B.     L’agent a-t-il mal évalué l’établissement de la demanderesse au Canada?

[18]           Mme Tosunovska prétend que sa vie est bien enracinée au Canada. Elle a beaucoup d’amis et tous ses proches parents résident ici; elle mène une vie sociale active dans sa communauté et joue un rôle important en tant que matriarche de sa famille. Elle met en contraste sa situation au Canada et sa situation si elle devait retourner en Macédoine, où elle fait valoir qu’elle n’a pas d’amis, de famille proche, ou de réseau de soutien. Madame Tosunovska soutient que l’agent n’a pas tenu compte de la preuve concernant sa situation personnelle, et n’a donc pas correctement évalué son niveau d’établissement au Canada.

[19]           Dans cette partie de la décision, l’agent démontre avoir examiné le niveau d’intégration dans la communauté au Canada de madame Tosunovska et conclut que cet aspect de son établissement ne dépassait pas ce à quoi l’on pourrait normalement s’attendre. L’agent a également estimé qu’il y avait peu d’information démontrant qu’elle ne serait pas en mesure de s’intégrer de la même façon dans la communauté en Macédoine où elle avait résidé pendant la plus grande partie de sa vie. Madame Tosunovska fait valoir qu’il était déraisonnable de conclure qu’elle puisse s’impliquer dans sa communauté en Macédoine de la même manière qu’elle l’avait fait au Canada puisque toute sa vie gravite autour des membres de sa famille au Canada et qu’elle n’a pas de réseau social en Macédoine.
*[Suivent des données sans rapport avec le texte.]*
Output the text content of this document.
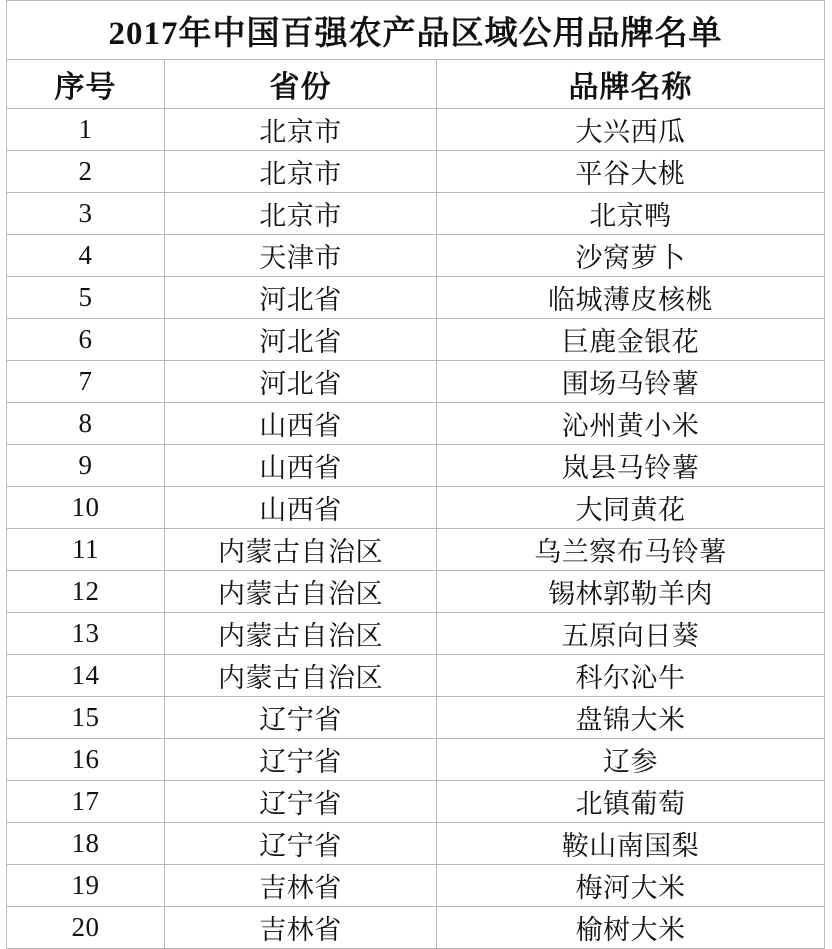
2017年中国百强农产品区域公用品牌名单		
序号	省份	品牌名称
1	北京市	大兴西瓜
2	北京市	平谷大桃
3	北京市	北京鸭
4	天津市	沙窝萝卜
5	河北省	临城薄皮核桃
6	河北省	巨鹿金银花
7	河北省	围场马铃薯
8	山西省	沁州黄小米
9	山西省	岚县马铃薯
10	山西省	大同黄花
11	内蒙古自治区	乌兰察布马铃薯
12	内蒙古自治区	锡林郭勒羊肉
13	内蒙古自治区	五原向日葵
14	内蒙古自治区	科尔沁牛
15	辽宁省	盘锦大米
16	辽宁省	辽参
17	辽宁省	北镇葡萄
18	辽宁省	鞍山南国梨
19	吉林省	梅河大米
20	吉林省	榆树大米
[20]           Je ne vois pas d’erreur susceptible de contrôle dans cette portion de la décision. La décision ne démontre pas que l’agent a omis de tenir compte des éléments de preuve disponibles. Madame Tosunovska réfute l’appréciation de la preuve de l’agent, appréciation à l’égard de laquelle il n’est pas du ressort de la Cour d’intervenir.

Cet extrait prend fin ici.